The world’s top animal health firms are: Zoetis (formerly Pfizer), Merck, Merial, Eli Lilly, Bayer, Boehringer, and Novartis. They are enjoying a growth rate of about 5 percent a year. One common corporate strategy is to leverage human drugs for the animal market. And, from a corporate perspective, why not? There are only 7 billion humans, but 100 billion or so farm animals. That’s a lot more flesh and bones to keep medicated.
Concerned consumers have many reasons for not wanting to support this industry. Not only are millions of animals subjected to brutal tests in order to create these drugs, but the impact of these drugs on global ecosystems is substantial. These drugs enter the environment through excrement, urine, and direct disposal. The State of Washington notes how it can all come back to us: “Landfill leachate can contain trace amounts of pharmaceuticals as well. Often this leachate is sent to the same wastewater treatment systems that receive residential wastewater.”

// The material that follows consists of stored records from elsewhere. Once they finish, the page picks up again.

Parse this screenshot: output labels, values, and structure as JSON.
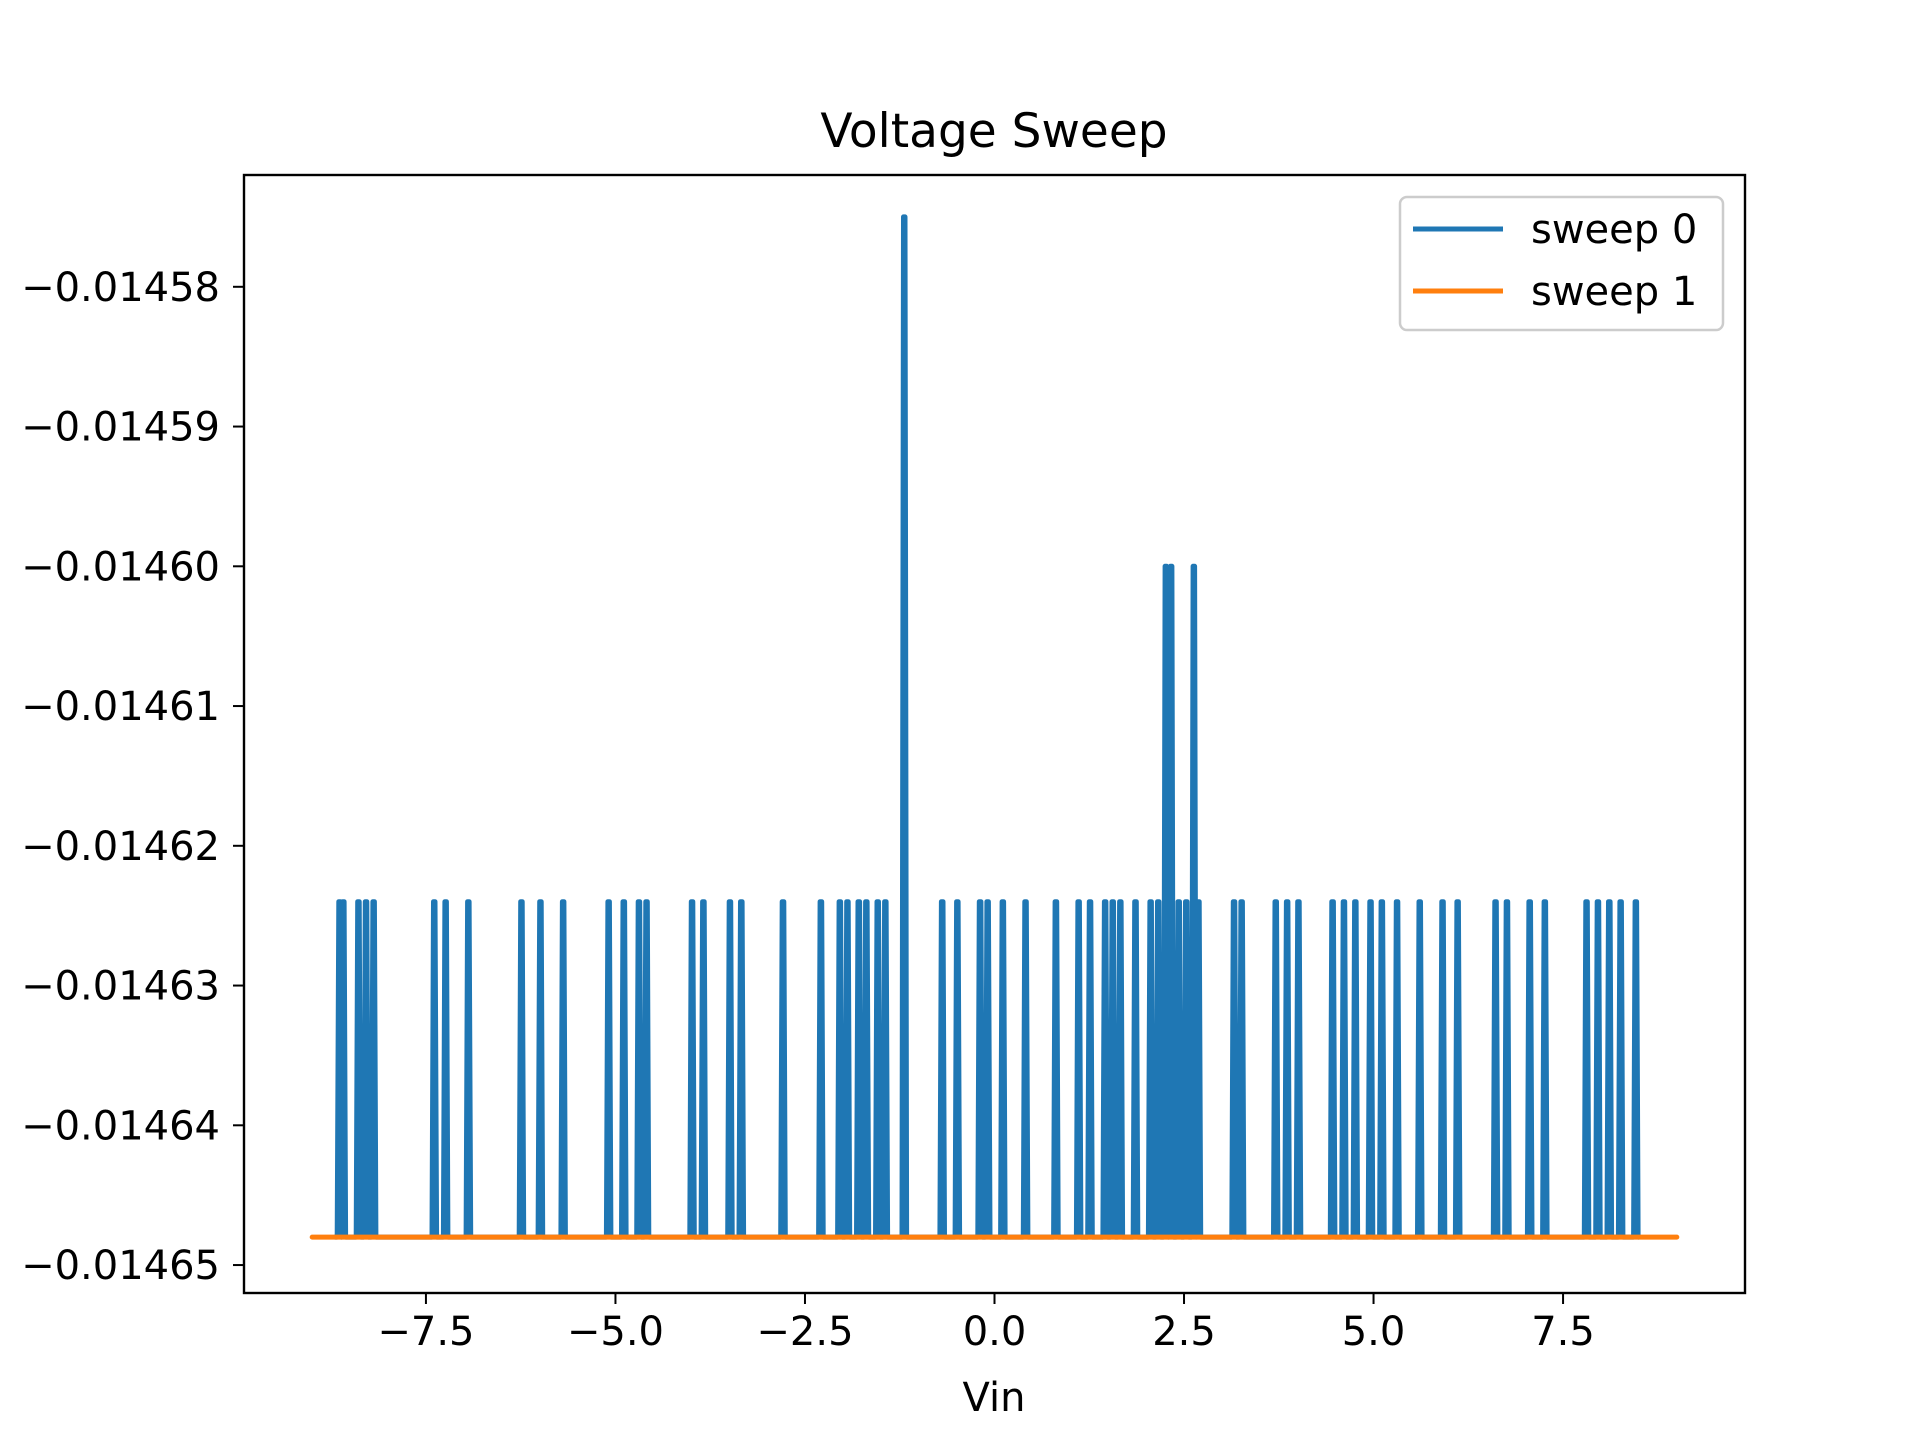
{
  "colors": {
    "sweep_0": "#1f77b4",
    "sweep_1": "#ff7f0e",
    "axes": "#000000",
    "background": "#ffffff",
    "legend_border": "#cccccc"
  },
  "chart_data": {
    "type": "line",
    "title": "Voltage Sweep",
    "xlabel": "Vin",
    "ylabel": "",
    "xlim": [
      -9.9,
      9.9
    ],
    "ylim": [
      -0.014652,
      -0.014572
    ],
    "grid": false,
    "legend_position": "top-right",
    "x_ticks": [
      -7.5,
      -5.0,
      -2.5,
      0.0,
      2.5,
      5.0,
      7.5
    ],
    "x_tick_labels": [
      "−7.5",
      "−5.0",
      "−2.5",
      "0.0",
      "2.5",
      "5.0",
      "7.5"
    ],
    "y_ticks": [
      -0.01458,
      -0.01459,
      -0.0146,
      -0.01461,
      -0.01462,
      -0.01463,
      -0.01464,
      -0.01465
    ],
    "y_tick_labels": [
      "−0.01458",
      "−0.01459",
      "−0.01460",
      "−0.01461",
      "−0.01462",
      "−0.01463",
      "−0.01464",
      "−0.01465"
    ],
    "series": [
      {
        "name": "sweep 0",
        "x_range": [
          -8.7,
          8.5
        ],
        "baseline": -0.014648,
        "spikes": [
          {
            "x": -8.65,
            "y": -0.014624
          },
          {
            "x": -8.6,
            "y": -0.014624
          },
          {
            "x": -8.4,
            "y": -0.014624
          },
          {
            "x": -8.3,
            "y": -0.014624
          },
          {
            "x": -8.2,
            "y": -0.014624
          },
          {
            "x": -7.4,
            "y": -0.014624
          },
          {
            "x": -7.25,
            "y": -0.014624
          },
          {
            "x": -6.95,
            "y": -0.014624
          },
          {
            "x": -6.25,
            "y": -0.014624
          },
          {
            "x": -6.0,
            "y": -0.014624
          },
          {
            "x": -5.7,
            "y": -0.014624
          },
          {
            "x": -5.1,
            "y": -0.014624
          },
          {
            "x": -4.9,
            "y": -0.014624
          },
          {
            "x": -4.7,
            "y": -0.014624
          },
          {
            "x": -4.6,
            "y": -0.014624
          },
          {
            "x": -4.0,
            "y": -0.014624
          },
          {
            "x": -3.85,
            "y": -0.014624
          },
          {
            "x": -3.5,
            "y": -0.014624
          },
          {
            "x": -3.35,
            "y": -0.014624
          },
          {
            "x": -2.8,
            "y": -0.014624
          },
          {
            "x": -2.3,
            "y": -0.014624
          },
          {
            "x": -2.05,
            "y": -0.014624
          },
          {
            "x": -1.95,
            "y": -0.014624
          },
          {
            "x": -1.8,
            "y": -0.014624
          },
          {
            "x": -1.7,
            "y": -0.014624
          },
          {
            "x": -1.55,
            "y": -0.014624
          },
          {
            "x": -1.45,
            "y": -0.014624
          },
          {
            "x": -1.2,
            "y": -0.014575
          },
          {
            "x": -0.7,
            "y": -0.014624
          },
          {
            "x": -0.5,
            "y": -0.014624
          },
          {
            "x": -0.2,
            "y": -0.014624
          },
          {
            "x": -0.1,
            "y": -0.014624
          },
          {
            "x": 0.1,
            "y": -0.014624
          },
          {
            "x": 0.4,
            "y": -0.014624
          },
          {
            "x": 0.8,
            "y": -0.014624
          },
          {
            "x": 1.1,
            "y": -0.014624
          },
          {
            "x": 1.25,
            "y": -0.014624
          },
          {
            "x": 1.45,
            "y": -0.014624
          },
          {
            "x": 1.55,
            "y": -0.014624
          },
          {
            "x": 1.65,
            "y": -0.014624
          },
          {
            "x": 1.85,
            "y": -0.014624
          },
          {
            "x": 2.05,
            "y": -0.014624
          },
          {
            "x": 2.15,
            "y": -0.014624
          },
          {
            "x": 2.25,
            "y": -0.0146
          },
          {
            "x": 2.32,
            "y": -0.0146
          },
          {
            "x": 2.42,
            "y": -0.014624
          },
          {
            "x": 2.52,
            "y": -0.014624
          },
          {
            "x": 2.62,
            "y": -0.0146
          },
          {
            "x": 2.68,
            "y": -0.014624
          },
          {
            "x": 3.15,
            "y": -0.014624
          },
          {
            "x": 3.25,
            "y": -0.014624
          },
          {
            "x": 3.7,
            "y": -0.014624
          },
          {
            "x": 3.85,
            "y": -0.014624
          },
          {
            "x": 4.0,
            "y": -0.014624
          },
          {
            "x": 4.45,
            "y": -0.014624
          },
          {
            "x": 4.6,
            "y": -0.014624
          },
          {
            "x": 4.75,
            "y": -0.014624
          },
          {
            "x": 4.95,
            "y": -0.014624
          },
          {
            "x": 5.1,
            "y": -0.014624
          },
          {
            "x": 5.3,
            "y": -0.014624
          },
          {
            "x": 5.6,
            "y": -0.014624
          },
          {
            "x": 5.9,
            "y": -0.014624
          },
          {
            "x": 6.1,
            "y": -0.014624
          },
          {
            "x": 6.6,
            "y": -0.014624
          },
          {
            "x": 6.75,
            "y": -0.014624
          },
          {
            "x": 7.05,
            "y": -0.014624
          },
          {
            "x": 7.25,
            "y": -0.014624
          },
          {
            "x": 7.8,
            "y": -0.014624
          },
          {
            "x": 7.95,
            "y": -0.014624
          },
          {
            "x": 8.1,
            "y": -0.014624
          },
          {
            "x": 8.25,
            "y": -0.014624
          },
          {
            "x": 8.45,
            "y": -0.014624
          }
        ]
      },
      {
        "name": "sweep 1",
        "x": [
          -9.0,
          9.0
        ],
        "y": [
          -0.014648,
          -0.014648
        ]
      }
    ]
  }
}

The takeaway here is this: Our choice to raise billions of animals for food requires more than land, air, and water–all of which is bad enough. So much more is hidden from us. When we eat animals we often fail to understand the how broadly the ripple effects extend. Growing plants is hardly a chemically harmless endeavor, but it’s nothing like animal ag, where every hour is pharmaceutical cocktail hour.